Shell Refining's profit continues to improve on better margins


The Royal Dutch Shell logo is seen at a petrol station in Sint-Pieters-Leeuw, Belgium April 4, 2016. Picture taken on April 4, 2016 REUTERS/Yves Herman

KUALA LUMPUR: Shell Refining Co (Federation of Malaya) Bhd (SRC), which is in the midst of a change in majority shareholder following Royal Dutch Shell’s proposed sale of its 51% stake, posted an encouraging net profit of RM101.65mil for the first quarter ended March 31, 2016, up 20.7% from the same period a year earlier.

The petroleum product refiner, which swung back into profitability last year after four years in the red, told Bursa Malaysia on Monday that this was contributed by higher margins and lower operating expenses.

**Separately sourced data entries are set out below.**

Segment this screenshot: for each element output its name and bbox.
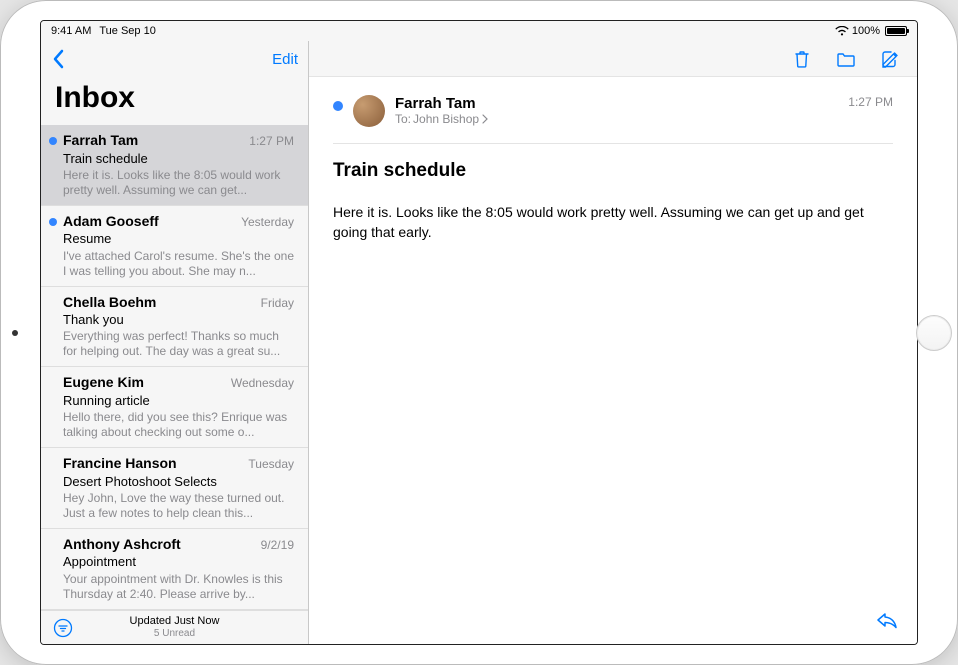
trash-icon[interactable] xyxy=(791,48,813,70)
front-camera xyxy=(12,330,18,336)
to-name: John Bishop xyxy=(413,112,479,126)
message-item[interactable]: Farrah Tam 1:27 PM Train scheduleHere it i… xyxy=(41,125,308,206)
message-subject: Appointment xyxy=(63,554,294,570)
message-item[interactable]: Eugene Kim Wednesday Running articleHello … xyxy=(41,367,308,448)
message-time: Yesterday xyxy=(241,215,294,230)
message-sender: Eugene Kim xyxy=(63,374,144,392)
status-bar: 9:41 AM Tue Sep 10 100% xyxy=(41,21,917,41)
message-sender: Francine Hanson xyxy=(63,455,177,473)
message-subject: Desert Photoshoot Selects xyxy=(63,474,294,490)
reply-button[interactable] xyxy=(875,610,899,630)
wifi-icon xyxy=(835,26,849,36)
message-list[interactable]: Farrah Tam 1:27 PM Train scheduleHere it i… xyxy=(41,125,308,610)
message-time: 1:27 PM xyxy=(848,95,893,109)
message-preview: Hello there, did you see this? Enrique w… xyxy=(63,410,294,440)
edit-button[interactable]: Edit xyxy=(272,51,298,68)
mailbox-sidebar: Edit Inbox Farrah Tam 1:27 PM Train schedu… xyxy=(41,41,309,644)
back-button[interactable] xyxy=(51,49,65,69)
move-folder-icon[interactable] xyxy=(835,48,857,70)
message-subject: Thank you xyxy=(63,312,294,328)
compose-icon[interactable] xyxy=(879,48,901,70)
unread-count: 5 Unread xyxy=(154,628,195,640)
status-date: Tue Sep 10 xyxy=(99,25,155,37)
screen: 9:41 AM Tue Sep 10 100% Edit xyxy=(40,20,918,645)
message-header: Farrah Tam To: John Bishop 1:27 PM xyxy=(333,95,893,127)
message-preview: Hey John, Love the way these turned out.… xyxy=(63,491,294,521)
sender-avatar[interactable] xyxy=(353,95,385,127)
unread-dot xyxy=(49,218,57,226)
message-preview: Here it is. Looks like the 8:05 would wo… xyxy=(63,168,294,198)
message-item[interactable]: Chella Boehm FridayThank youEverything wa… xyxy=(41,287,308,368)
mailbox-title: Inbox xyxy=(41,77,308,125)
message-preview: Your appointment with Dr. Knowles is thi… xyxy=(63,572,294,602)
ipad-frame: 9:41 AM Tue Sep 10 100% Edit xyxy=(0,0,958,665)
sidebar-footer: Updated Just Now 5 Unread xyxy=(41,610,308,644)
unread-dot xyxy=(49,137,57,145)
message-item[interactable]: Francine Hanson Tuesday Desert Photoshoot … xyxy=(41,448,308,529)
chevron-right-icon xyxy=(481,114,489,124)
to-label: To: xyxy=(395,112,411,126)
message-subject: Train schedule xyxy=(63,151,294,167)
message-body: Here it is. Looks like the 8:05 would wo… xyxy=(333,202,893,243)
message-sender: Chella Boehm xyxy=(63,294,156,312)
message-preview: Everything was perfect! Thanks so much f… xyxy=(63,329,294,359)
message-subject: Running article xyxy=(63,393,294,409)
filter-button[interactable] xyxy=(53,618,73,638)
update-status: Updated Just Now xyxy=(130,615,220,628)
to-line[interactable]: To: John Bishop xyxy=(395,112,838,126)
battery-percent: 100% xyxy=(852,25,880,37)
message-time: Wednesday xyxy=(231,376,294,391)
message-sender: Adam Gooseff xyxy=(63,213,159,231)
message-sender: Farrah Tam xyxy=(63,132,138,150)
message-sender: Anthony Ashcroft xyxy=(63,536,181,554)
message-time: 9/2/19 xyxy=(261,538,294,553)
message-time: 1:27 PM xyxy=(249,134,294,149)
divider xyxy=(333,143,893,144)
message-item[interactable]: Anthony Ashcroft 9/2/19Appointment Your ap… xyxy=(41,529,308,610)
message-reader: Farrah Tam To: John Bishop 1:27 PM Train… xyxy=(309,41,917,644)
battery-icon xyxy=(885,26,907,36)
message-subject: Train schedule xyxy=(333,160,893,182)
status-time: 9:41 AM xyxy=(51,25,91,37)
unread-indicator xyxy=(333,101,343,111)
reader-toolbar xyxy=(309,41,917,77)
message-item[interactable]: Adam Gooseff YesterdayResume I've attached… xyxy=(41,206,308,287)
message-time: Tuesday xyxy=(248,457,294,472)
message-time: Friday xyxy=(261,296,294,311)
from-name[interactable]: Farrah Tam xyxy=(395,95,838,112)
home-button[interactable] xyxy=(916,315,952,351)
message-subject: Resume xyxy=(63,231,294,247)
message-preview: I've attached Carol's resume. She's the … xyxy=(63,249,294,279)
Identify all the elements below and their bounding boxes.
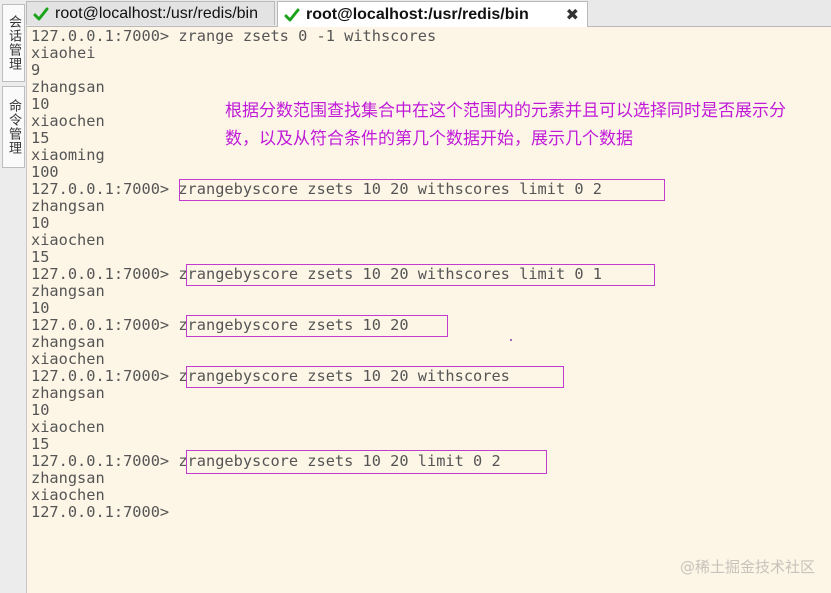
terminal-output-line: 15 — [31, 129, 50, 147]
stray-dot — [510, 339, 512, 341]
annotation-text: 根据分数范围查找集合中在这个范围内的元素并且可以选择同时是否展示分数，以及从符合… — [225, 101, 786, 149]
side-tab-sessions[interactable]: 会话管理 — [2, 4, 25, 82]
terminal-output-line: xiaohei — [31, 44, 96, 62]
terminal-output-line: zhangsan — [31, 469, 105, 487]
close-icon[interactable]: ✖ — [566, 5, 579, 25]
check-icon — [284, 8, 300, 21]
terminal-output-line: 15 — [31, 435, 50, 453]
terminal[interactable]: 127.0.0.1:7000> zrange zsets 0 -1 withsc… — [27, 27, 831, 593]
terminal-output-line: xiaoming — [31, 146, 105, 164]
check-icon — [33, 7, 49, 20]
tab-bar: root@localhost:/usr/redis/bin root@local… — [26, 0, 831, 27]
terminal-output-line: zhangsan — [31, 78, 105, 96]
terminal-output-line: 10 — [31, 214, 50, 232]
terminal-output-line: 100 — [31, 163, 59, 181]
highlight-box — [186, 315, 448, 337]
terminal-output-line: xiaochen — [31, 418, 105, 436]
side-tab-commands[interactable]: 命令管理 — [2, 86, 25, 168]
terminal-output-line: 10 — [31, 299, 50, 317]
terminal-output-line: xiaochen — [31, 112, 105, 130]
tab-label: root@localhost:/usr/redis/bin — [55, 4, 258, 22]
tab-session-1[interactable]: root@localhost:/usr/redis/bin — [26, 1, 275, 25]
watermark: @稀土掘金技术社区 — [679, 558, 815, 576]
highlight-box — [186, 264, 655, 286]
highlight-box — [186, 366, 564, 388]
terminal-output-line: 10 — [31, 95, 50, 113]
terminal-output-line: xiaochen — [31, 231, 105, 249]
terminal-command-line: 127.0.0.1:7000> zrange zsets 0 -1 withsc… — [31, 27, 437, 45]
highlight-box — [186, 450, 547, 474]
side-panel: 会话管理 命令管理 — [0, 0, 27, 593]
tab-session-2[interactable]: root@localhost:/usr/redis/bin ✖ — [277, 1, 588, 27]
terminal-output-line: 10 — [31, 401, 50, 419]
terminal-output-line: xiaochen — [31, 350, 105, 368]
terminal-output-line: zhangsan — [31, 197, 105, 215]
highlight-box — [179, 179, 665, 201]
terminal-output-line: 9 — [31, 61, 41, 79]
tab-label: root@localhost:/usr/redis/bin — [306, 5, 529, 23]
terminal-output-line: zhangsan — [31, 282, 105, 300]
terminal-command-line: 127.0.0.1:7000> — [31, 503, 170, 521]
terminal-output-line: 15 — [31, 248, 50, 266]
terminal-output-line: xiaochen — [31, 486, 105, 504]
terminal-output-line: zhangsan — [31, 384, 105, 402]
terminal-output-line: zhangsan — [31, 333, 105, 351]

The higher profit was achieved on 24.5% lower revenue of RM1.87bil, which was the result of lower product prices and sales volume.

SRC said its Port Dickson refinery processed 10.2 million barrels of crude oil in Q1, higher by 7% from the corresponding period of last year.

Sales were, however, lower by 1% at 10.4 million barrels versus 10.5 million barrels previously.

By comparison, in the same quarter, Royal Dutch Shell's earnings tumbled on a current cost of supplies basis to US$0.8bil from US$4.8bil a year earlier.  

On prospects for the year, SRC said: “The outlook for refining margins remains uncertain for 2016 as margins will be influenced by international supply and demand for petroleum poducts, as well as seasonal and cyclical factors.”

SRC share price has fallen 64.6% since the start of this year, closing at RM3.02 on Monday -- down 2 sen from the previous day.